Paint companies regaining colour, to log 10-12% growth
Paint companies will stage a strong comeback this fiscal, regaining the ground lost amid the second wave of the pandemic in the first quarter
New Delhi, Oct 5 Paint companies will stage a strong comeback this fiscal, regaining the ground lost amid the second wave of the pandemic in the first quarter.
Revenue will rise 10-12 per cent, with improving consumer sentiment and economic recovery driving growth in decorative and industrial segments alike, while, at the other end, operating margin will shrink 200 basis points, according to a report by Crisil that added
However, healthy cash accruals, well managed balance sheets and large cash surpluses will keep credit profiles stable, it said.
An analysis of six players, which account for 96 per cent of the organised sector revenue, indicates as much.
The Rs 53,000 crore industry is dominated by organised players who account for 70 per cent of revenue. Within the organised sector, decorative paints have a revenue share of 77 per cent and industrial paints the balance.
Crisil Ratings Senior Director Anuj Sethi said: "Higher spending on home improvement and refurbishing, and a gradual increase in real estate activity is expected to drive revenue recovery of 11 per cent in the decorative paints segment. Also, this year, revenue recovery is expected to be more broad based. Improving pace of vaccination and easing of pandemic related curbs will drive growth in the urban areas.
"On the other hand, better rural incomes on the back of an almost normal monsoon, will support recovery in the hinterland, which accounts for a sizeable chunk of decorative paint volumes."
"Last fiscal, while the overall paint sector registered only 4 per cent growth, the decorative segment had fared better due to strong demand from the hinterland, which was less impacted by the first wave."
New opportunities have also opened up, with building chemicals, adhesives, wall putties, wood polish finishes, and other such products now being distributed through the same network.
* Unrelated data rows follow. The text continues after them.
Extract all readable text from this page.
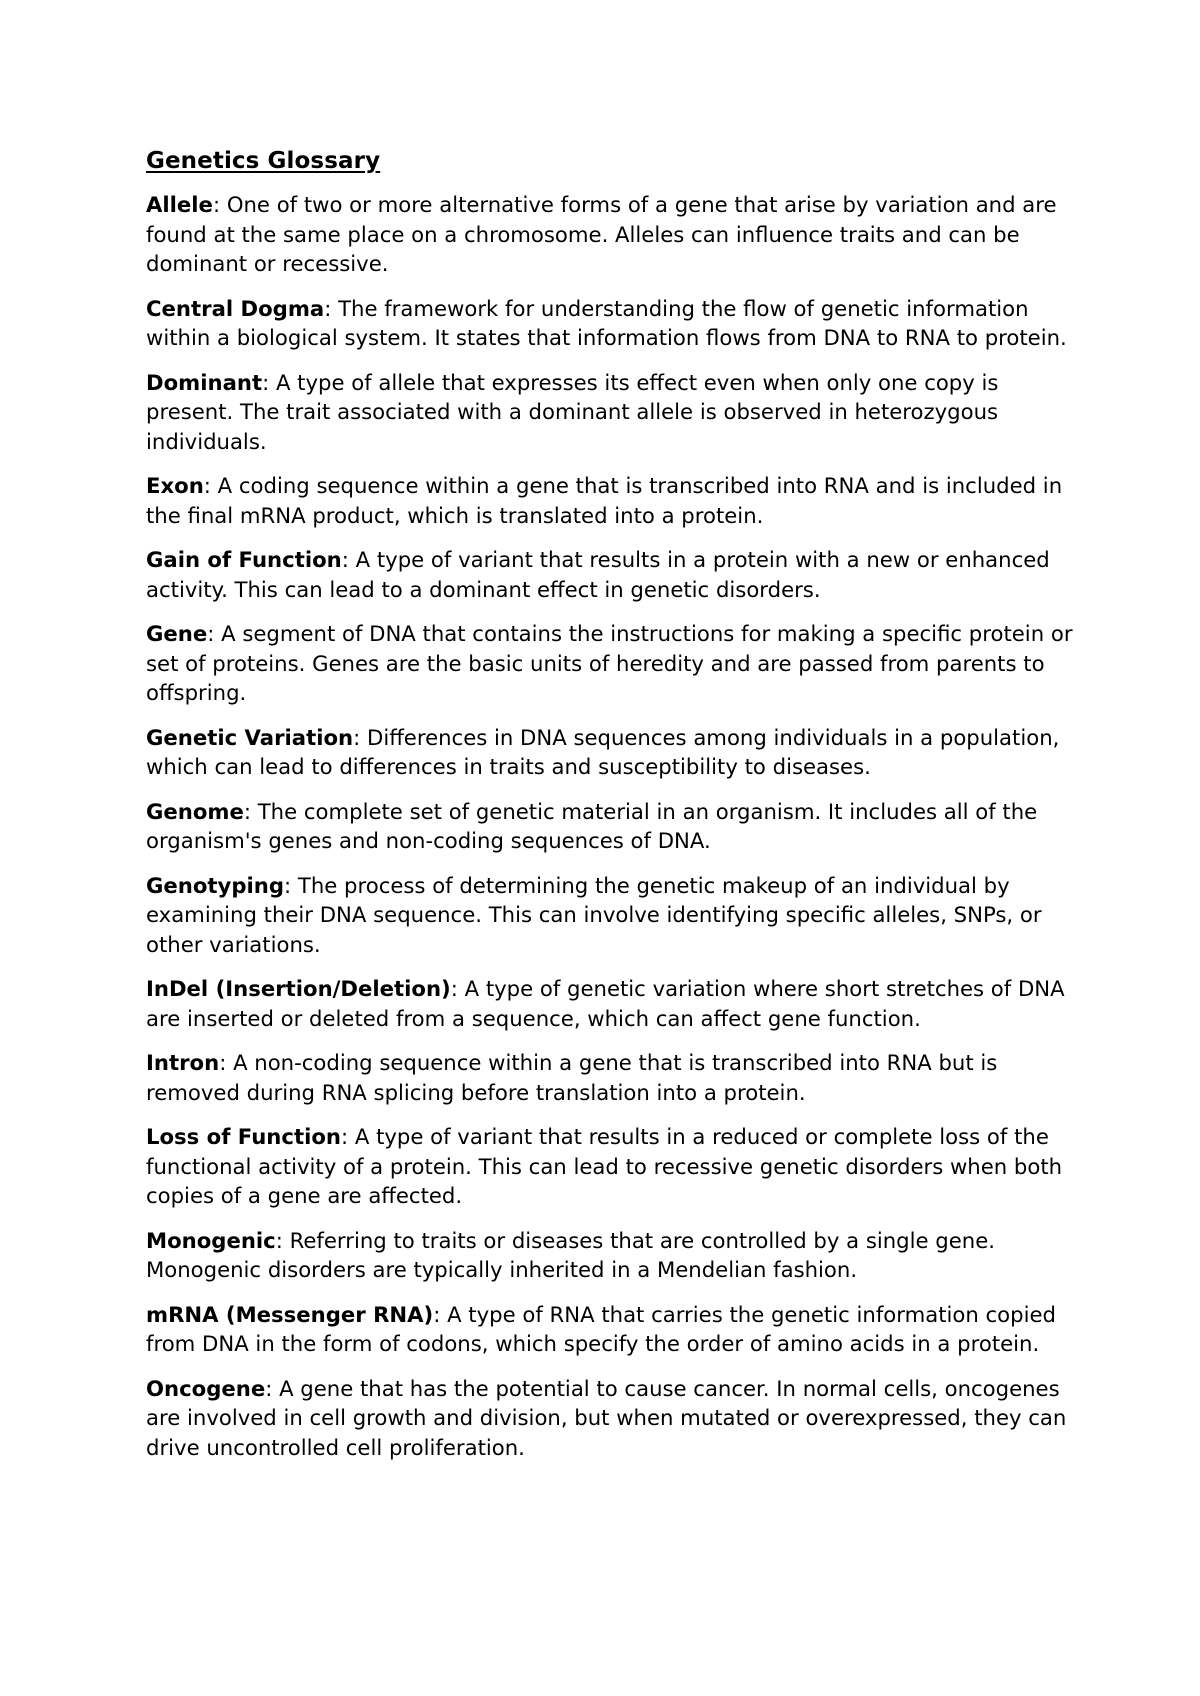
Genetics Glossary
Allele: One of two or more alternative forms of a gene that arise by variation and are found at the same place on a chromosome. Alleles can influence traits and can be dominant or recessive.
Central Dogma: The framework for understanding the flow of genetic information within a biological system. It states that information flows from DNA to RNA to protein.
Dominant: A type of allele that expresses its effect even when only one copy is present. The trait associated with a dominant allele is observed in heterozygous individuals.
Exon: A coding sequence within a gene that is transcribed into RNA and is included in the final mRNA product, which is translated into a protein.
Gain of Function: A type of variant that results in a protein with a new or enhanced activity. This can lead to a dominant effect in genetic disorders.
Gene: A segment of DNA that contains the instructions for making a specific protein or set of proteins. Genes are the basic units of heredity and are passed from parents to offspring.
Genetic Variation: Differences in DNA sequences among individuals in a population, which can lead to differences in traits and susceptibility to diseases.
Genome: The complete set of genetic material in an organism. It includes all of the organism's genes and non-coding sequences of DNA.
Genotyping: The process of determining the genetic makeup of an individual by examining their DNA sequence. This can involve identifying specific alleles, SNPs, or other variations.
InDel (Insertion/Deletion): A type of genetic variation where short stretches of DNA are inserted or deleted from a sequence, which can affect gene function.
Intron: A non-coding sequence within a gene that is transcribed into RNA but is removed during RNA splicing before translation into a protein.
Loss of Function: A type of variant that results in a reduced or complete loss of the functional activity of a protein. This can lead to recessive genetic disorders when both copies of a gene are affected.
Monogenic: Referring to traits or diseases that are controlled by a single gene. Monogenic disorders are typically inherited in a Mendelian fashion.
mRNA (Messenger RNA): A type of RNA that carries the genetic information copied from DNA in the form of codons, which specify the order of amino acids in a protein.
Oncogene: A gene that has the potential to cause cancer. In normal cells, oncogenes are involved in cell growth and division, but when mutated or overexpressed, they can drive uncontrolled cell proliferation.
These segments contribute less than 5-10 per cent to revenue, but help players in the decorative segment offer more solutions in the home decor space.
Revenue from industrial paint segment is set for a sharp recovery, with a growth of 13 per cent this fiscal, compared with a de-growth of 6 per cnt last fiscal due to weak automotive sales (50 per cent of demand) and a tepid economy.
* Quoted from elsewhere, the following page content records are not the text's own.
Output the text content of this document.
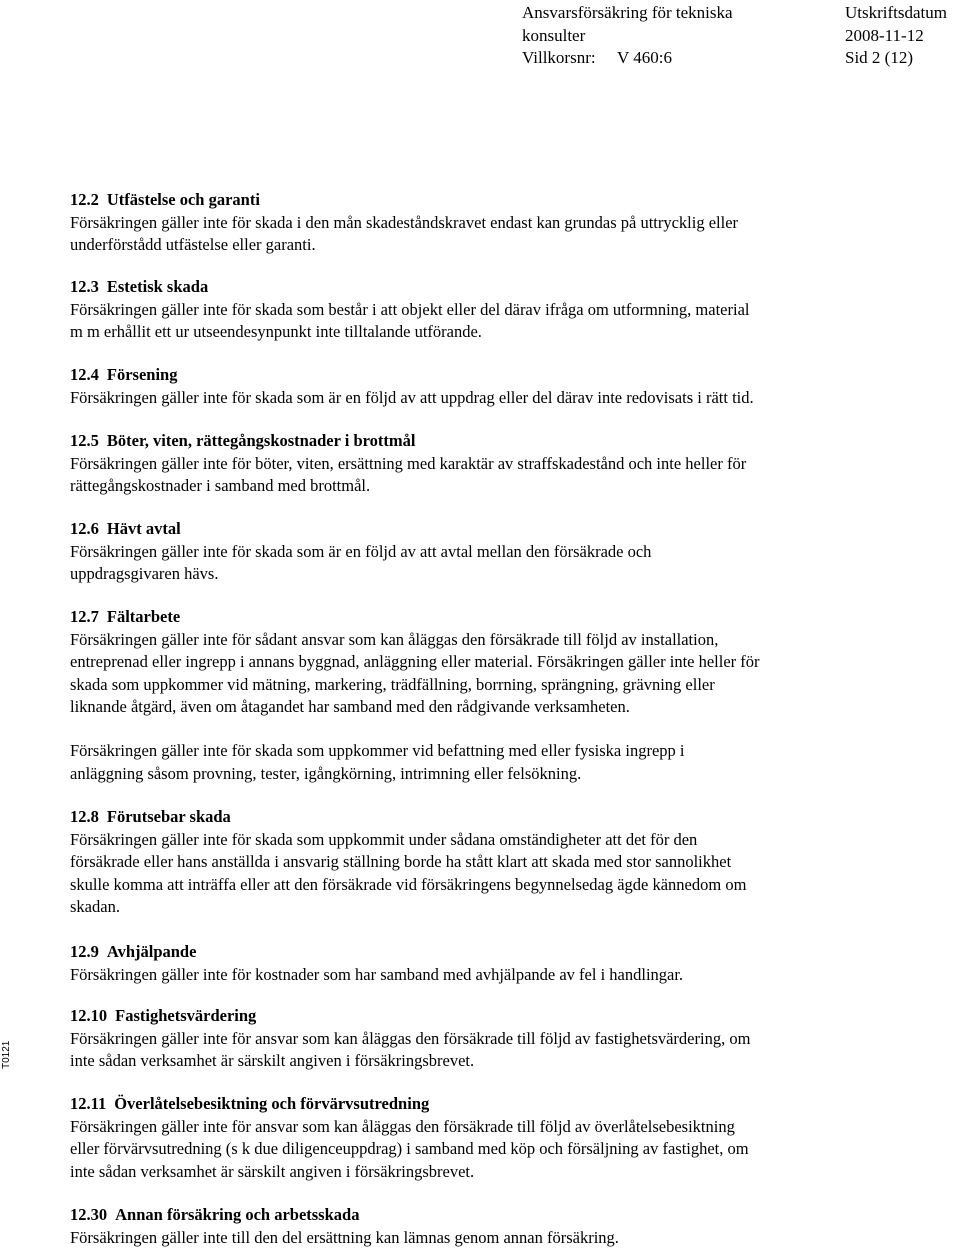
Ansvarsförsäkring för tekniska
konsulter
Villkorsnr: V 460:6
Utskriftsdatum
2008-11-12
Sid 2 (12)
T0121
12.2 Utfästelse och garanti
Försäkringen gäller inte för skada i den mån skadeståndskravet endast kan grundas på uttrycklig eller
underförstådd utfästelse eller garanti.
12.3 Estetisk skada
Försäkringen gäller inte för skada som består i att objekt eller del därav ifråga om utformning, material
m m erhållit ett ur utseendesynpunkt inte tilltalande utförande.
12.4 Försening
Försäkringen gäller inte för skada som är en följd av att uppdrag eller del därav inte redovisats i rätt tid.
12.5 Böter, viten, rättegångskostnader i brottmål
Försäkringen gäller inte för böter, viten, ersättning med karaktär av straffskadestånd och inte heller för
rättegångskostnader i samband med brottmål.
12.6 Hävt avtal
Försäkringen gäller inte för skada som är en följd av att avtal mellan den försäkrade och
uppdragsgivaren hävs.
12.7 Fältarbete
Försäkringen gäller inte för sådant ansvar som kan åläggas den försäkrade till följd av installation,
entreprenad eller ingrepp i annans byggnad, anläggning eller material. Försäkringen gäller inte heller för
skada som uppkommer vid mätning, markering, trädfällning, borrning, sprängning, grävning eller
liknande åtgärd, även om åtagandet har samband med den rådgivande verksamheten.
Försäkringen gäller inte för skada som uppkommer vid befattning med eller fysiska ingrepp i
anläggning såsom provning, tester, igångkörning, intrimning eller felsökning.
12.8 Förutsebar skada
Försäkringen gäller inte för skada som uppkommit under sådana omständigheter att det för den
försäkrade eller hans anställda i ansvarig ställning borde ha stått klart att skada med stor sannolikhet
skulle komma att inträffa eller att den försäkrade vid försäkringens begynnelsedag ägde kännedom om
skadan.
12.9 Avhjälpande
Försäkringen gäller inte för kostnader som har samband med avhjälpande av fel i handlingar.
12.10 Fastighetsvärdering
Försäkringen gäller inte för ansvar som kan åläggas den försäkrade till följd av fastighetsvärdering, om
inte sådan verksamhet är särskilt angiven i försäkringsbrevet.
12.11 Överlåtelsebesiktning och förvärvsutredning
Försäkringen gäller inte för ansvar som kan åläggas den försäkrade till följd av överlåtelsebesiktning
eller förvärvsutredning (s k due diligenceuppdrag) i samband med köp och försäljning av fastighet, om
inte sådan verksamhet är särskilt angiven i försäkringsbrevet.
12.30 Annan försäkring och arbetsskada
Försäkringen gäller inte till den del ersättning kan lämnas genom annan försäkring.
The revival will be driven by better automotive sales, with many new launches being planned, especially in the passenger vehicle space, and the government's thrust on infrastructure.
Operating margin, on its part, is expected to be healthy at l17 per cent, though lower than the decadal high of 19 per cent last fiscal. That is because high crude prices have resulted in a sharp increase in raw material prices (55-60 per cent of costs) this fiscal, and price hikes by players have not entirely offset this. Paint manufacturers are taking calibrated price hikes as demand slowly turns healthy after two years of tepid growth.
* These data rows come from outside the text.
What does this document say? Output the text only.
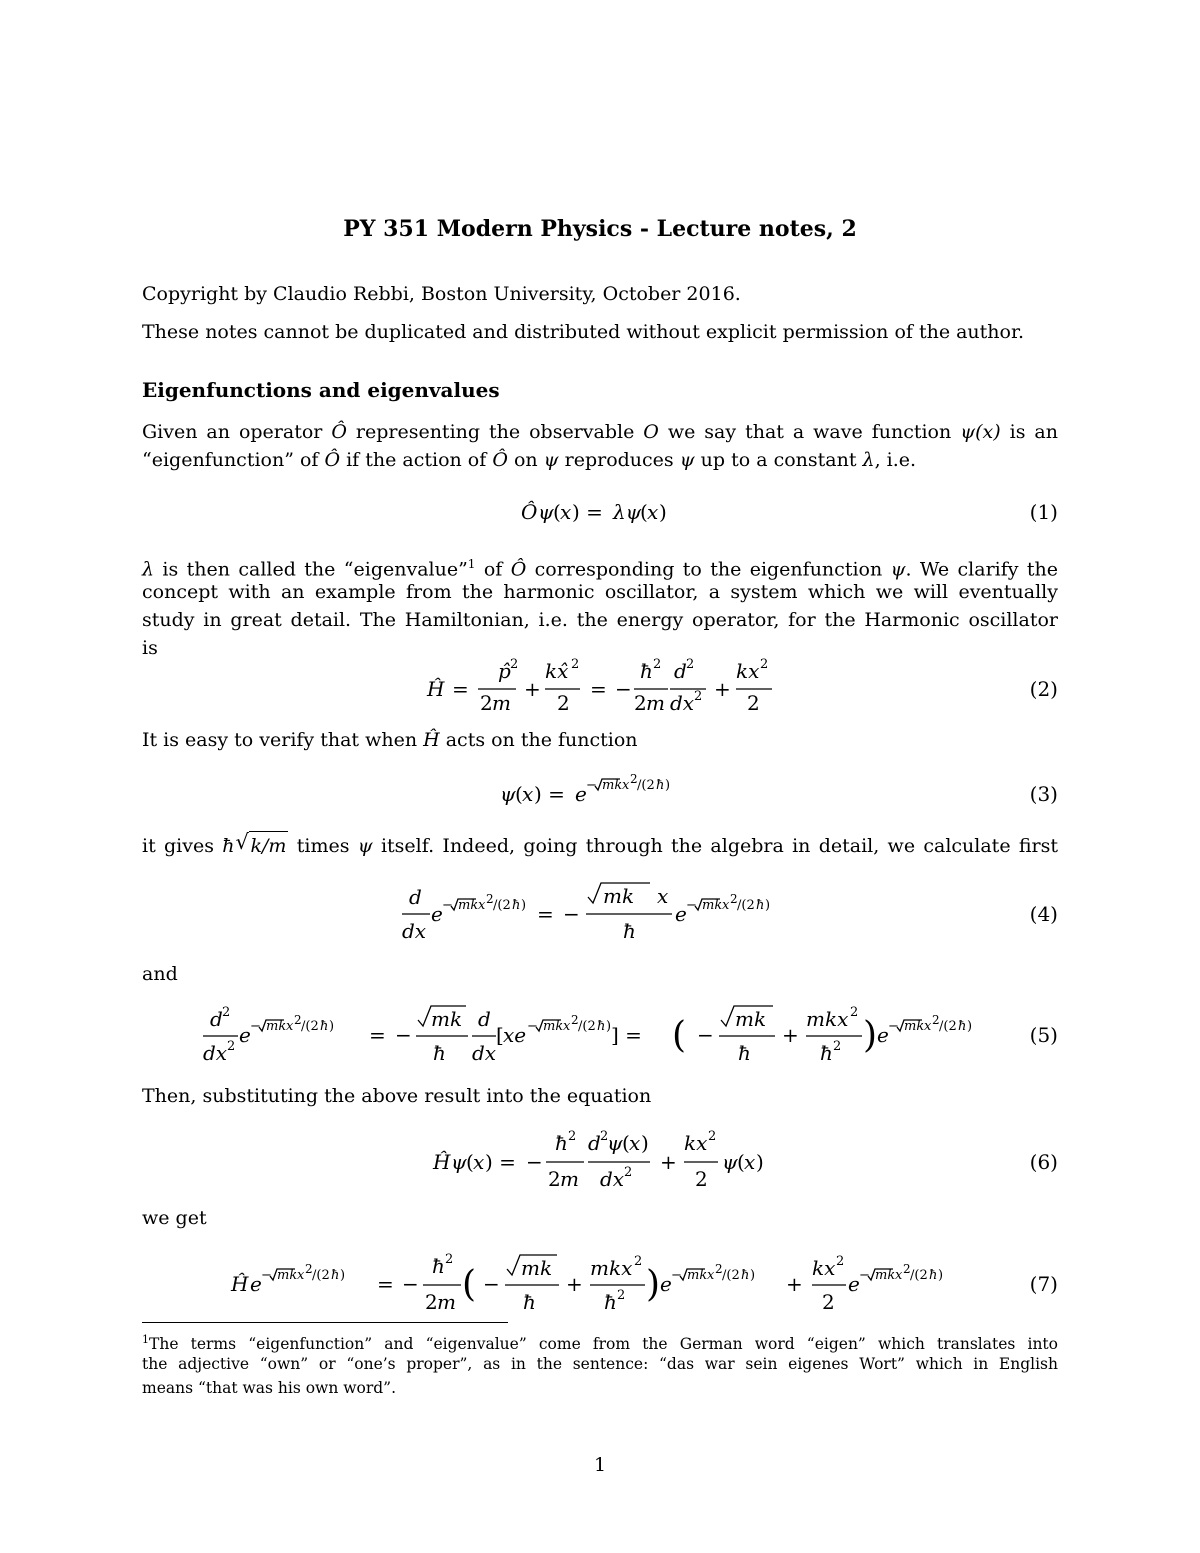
PY 351 Modern Physics - Lecture notes, 2
Copyright by Claudio Rebbi, Boston University, October 2016.
These notes cannot be duplicated and distributed without explicit permission of the author.
Eigenfunctions and eigenvalues
Given an operator Ô representing the observable O we say that a wave function ψ(x) is an
“eigenfunction” of Ô if the action of Ô on ψ reproduces ψ up to a constant λ, i.e.
λ is then called the “eigenvalue”$^1$ of Ô corresponding to the eigenfunction ψ. We clarify the
concept with an example from the harmonic oscillator, a system which we will eventually
study in great detail. The Hamiltonian, i.e. the energy operator, for the Harmonic oscillator
is
It is easy to verify that when Ĥ acts on the function
it gives ħ √ k/m times ψ itself. Indeed, going through the algebra in detail, we calculate first
and
Then, substituting the above result into the equation
we get
Ô ψ ( x ) = λψ
( x )	(1)
Ĥ =
p̂ 2
2 m
+
kx̂ 2
2
= −
ħ 2
2 m
d 2
dx 2 +
kx 2
2
(2)
ψ ( x ) = e − mk x 2 /(2 ħ )	(3)
d
dx
e − mk x 2 /(2 ħ ) = −
mk x
ħ
e − mk x 2 /(2 ħ )	(4)
d 2
dx 2 e − mk x 2 /(2 ħ ) = −
mk
ħ
d
dx
[ xe − mk x 2 /(2 ħ ) ] = ( −
mk
ħ
+
mkx 2
ħ 2 ) e − mk x 2 /(2 ħ )	(5)
Ĥ ψ ( x ) = −
ħ 2
2 m
d 2
ψ ( x )
dx 2 +
kx 2
2
ψ ( x )	(6)
Ĥ e − mk x 2 /(2 ħ ) = −
ħ 2
2 m ( −
mk
ħ
+
mkx 2
ħ 2 ) e − mk x 2 /(2 ħ ) +
kx 2
2
e − mk x 2 /(2 ħ )	(7)
$^1$The terms “eigenfunction” and “eigenvalue” come from the German word “eigen” which translates into
the adjective “own” or “one’s proper”, as in the sentence: “das war sein eigenes Wort” which in English
means “that was his own word”.
1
Crisil Ratings Associate Director Shounak Chakravarty said: "Despite some moderation in operating profitability, credit quality of Crisil-rated paint players will continue to be stable, supported by healthy cash generating ability, strong balance sheets and large cash surpluses (Rs 7,000 crore as on March 31, 2021). With capacity utilisation at 75-80 per cent currently, players are unlikely to undertake sizeable capex in the next 12- 18 months, though moderate investments will continue in backward integration/ debottlenecking of capacities."
Notably, the top five players account for 95 per cent of the revenue in this industry despite the entry of new players in recent years. Strong brand association, tie-ups with customers (automotive paints), and established distribution networks remain key entry barriers. Given the healthy growth prospects, companies with sizeable financial flexibility and established distribution network for allied products are gearing up to enter the sector.
In this context, severity of the third wave of the pandemic, movement in crude prices, competitive intensity, and the pace of economic recovery remain monitorables.